Чехов почти исключительно говорил о театре, но не в теории, а о том, какое это своеобразное, одновременно захватывающее и выбивающее из колей жизни учреждение, о тех испытаниях, через которые проходит драматург, когда доверяет свое произведение чужим исполнителям, – как ни близок он к артистам Московского Художественного Театра, а все же это другие, через посредство которых публика узнает его пьесу; постановка нового произведения совершенно изматывает нервы писателя; а все же в театре огромная притягательная сила. «Лучше, много лучше писать повести и рассказы, – говорил А. П. – Себе больше принадлежишь. Владеешь собой и своим матерьялом, но…» В его признаньях звучало что-то лично наболевшее, говорил отрывисто, словно про себя, подчеркивая в особенности, что раз человек отдался театру, он себе больше не принадлежит.

На ходу А. П. по временам вынимал из бокового кармана коробочку, в которую откашливался. Я понял, что это, и стал опасаться, что ночная прогулка вряд ли ему в пользу. Но Чехов на мой вопрос – не пора ли ему домой, предложил еще пройтись и заговорил о том, что приедет зимой в Петербург на более продолжительный срок. «Теперь я только на рекогносцировке, – пошутил он. – А Ялта страшно надоела». Заговорил он о Толстом, о Короленко, о Куприне. «Я очень люблю Короленко, – сказал А. П., – и досадую, что Толстой не может освободиться от предубеждения. Вы знаете – это все по поводу недосмотра о луне в Пасхальную ночь… Сущий пустяк, а старик обобщает. Но теперь уже начинает сдаваться. Особенно после „У казаков“: чудесная вещь, особенно сцена в трактире „Плевна“. Вы ведь помните? – А. И. Куприн очень талантлив – этого Лев Николаевич сразу воспринял. Я хорошо его знаю. Одно с ним трудно – слишком мнителен, не знаешь за что – вдруг обидится…» «Ну и что же?» – спросил я. «Нельзя, чтобы человек обижался, – взволнованно заговорил Антон Павлович. – Себя упрекаешь – не сказал ли чего ненужного, не задел ли чем нечаянно, – сложный он, наболевший… Ну, так зимою мы с вами еще увидимся, а завтра я уезжаю. Вернусь, непременно вернусь, и тогда вдоволь потолкуем, а пока до свиданья».
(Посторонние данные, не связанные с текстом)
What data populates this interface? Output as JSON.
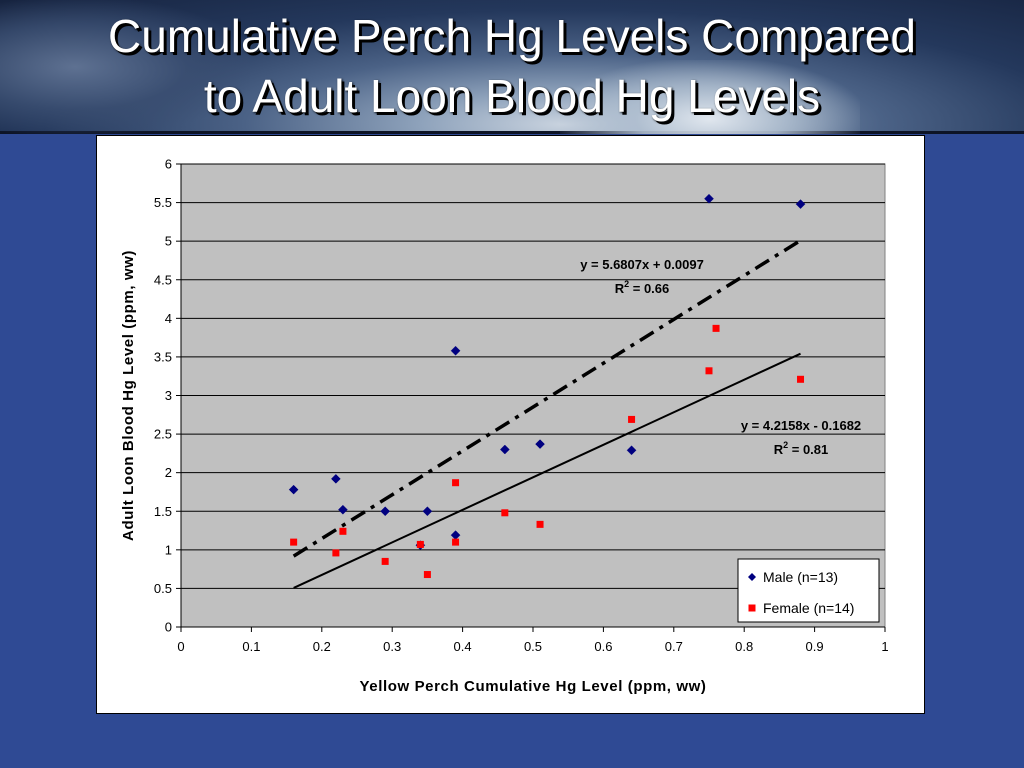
{
  "slide": {
    "title_line1": "Cumulative Perch Hg Levels Compared",
    "title_line2": "to Adult Loon Blood Hg Levels"
  },
  "chart_data": {
    "type": "scatter",
    "title": "Cumulative Perch Hg Levels Compared to Adult Loon Blood Hg Levels",
    "xlabel": "Yellow Perch Cumulative Hg Level (ppm, ww)",
    "ylabel": "Adult Loon Blood Hg Level (ppm, ww)",
    "xlim": [
      0,
      1
    ],
    "ylim": [
      0,
      6
    ],
    "x_ticks": [
      "0",
      "0.1",
      "0.2",
      "0.3",
      "0.4",
      "0.5",
      "0.6",
      "0.7",
      "0.8",
      "0.9",
      "1"
    ],
    "y_ticks": [
      "0",
      "0.5",
      "1",
      "1.5",
      "2",
      "2.5",
      "3",
      "3.5",
      "4",
      "4.5",
      "5",
      "5.5",
      "6"
    ],
    "grid": "horizontal",
    "plot_background": "#c0c0c0",
    "legend_position": "bottom-right",
    "series": [
      {
        "name": "Male (n=13)",
        "marker": "diamond",
        "color": "#000080",
        "points": [
          {
            "x": 0.16,
            "y": 1.78
          },
          {
            "x": 0.22,
            "y": 1.92
          },
          {
            "x": 0.23,
            "y": 1.52
          },
          {
            "x": 0.29,
            "y": 1.5
          },
          {
            "x": 0.34,
            "y": 1.06
          },
          {
            "x": 0.35,
            "y": 1.5
          },
          {
            "x": 0.39,
            "y": 3.58
          },
          {
            "x": 0.39,
            "y": 1.19
          },
          {
            "x": 0.46,
            "y": 2.3
          },
          {
            "x": 0.51,
            "y": 2.37
          },
          {
            "x": 0.64,
            "y": 2.29
          },
          {
            "x": 0.75,
            "y": 5.55
          },
          {
            "x": 0.88,
            "y": 5.48
          }
        ]
      },
      {
        "name": "Female (n=14)",
        "marker": "square",
        "color": "#ff0000",
        "points": [
          {
            "x": 0.16,
            "y": 1.1
          },
          {
            "x": 0.22,
            "y": 0.96
          },
          {
            "x": 0.23,
            "y": 1.24
          },
          {
            "x": 0.29,
            "y": 0.85
          },
          {
            "x": 0.34,
            "y": 1.07
          },
          {
            "x": 0.35,
            "y": 0.68
          },
          {
            "x": 0.39,
            "y": 1.87
          },
          {
            "x": 0.39,
            "y": 1.1
          },
          {
            "x": 0.46,
            "y": 1.48
          },
          {
            "x": 0.51,
            "y": 1.33
          },
          {
            "x": 0.64,
            "y": 2.69
          },
          {
            "x": 0.75,
            "y": 3.32
          },
          {
            "x": 0.76,
            "y": 3.87
          },
          {
            "x": 0.88,
            "y": 3.21
          }
        ]
      }
    ],
    "trendlines": [
      {
        "series": "Male (n=13)",
        "style": "dash-dot",
        "slope": 5.6807,
        "intercept": 0.0097,
        "x_range": [
          0.16,
          0.88
        ],
        "equation": "y = 5.6807x + 0.0097",
        "r2_label": "= 0.66"
      },
      {
        "series": "Female (n=14)",
        "style": "solid",
        "slope": 4.2158,
        "intercept": -0.1682,
        "x_range": [
          0.16,
          0.88
        ],
        "equation": "y = 4.2158x - 0.1682",
        "r2_label": "= 0.81"
      }
    ]
  }
}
Но Чехов не вернулся. Последнее письмо, которое я от него получил, датировано 19 января 1904 г. В нем как раз шла речь о первом представлении пьесы, о которой он рассказывал, не называя ее, – о «Вишневом саде». Возражая на «незаконность» устроенного ему юбилея, который по его расчетам мог придтись лишь в 1905 г., Антон Павлович писал мне: «Как бы то ни было, на первом представлении „Вишневого сада“, 17 января, меня чествовали, и так широко, радушно и в сущности так неожиданно, что я до сих пор не могу придти в себя… Если вы приедете на масленице, то это хорошо. Только, как думаю, не раньше масленицы наши актеры придут в себя и будут играть „Вишневый сад“ не так растерянно и неярко, как теперь…»

Но Чехова я больше не видел. Как известно, он вскоре должен был уехать в Баденвейлер. Когда привезли его тело в Петербург, Ольга Леонардовна мне телеграфировала, но меня не было в Петербурге, так что я не попал и на похороны в Москве.

Тихо скончался великий писатель, и его вдова при первом затем свидании осенью сказала мне: «Ведь смерти нет! Он ушел, но где-то жив, жив, я его чувствую, смерти нет». Жив, конечно, в том, что создал и где вечен его дух. Он мне неоднократно вспоминается, как большая, большая тень, которая шла со мной по Невскому поздно ночью, тень, к которой я жадно прислушивался, ловя и запоминая каждое слово, и потом на перекрестке двух улиц она внезапно исчезла. И я все жду ее возвращенья. Но когда мне пришлось увидеть «Вишневый сад», я уже не мог поделиться своими впечатлениями с незабываемым писателем, которого эта пьеса была лебединой песнью.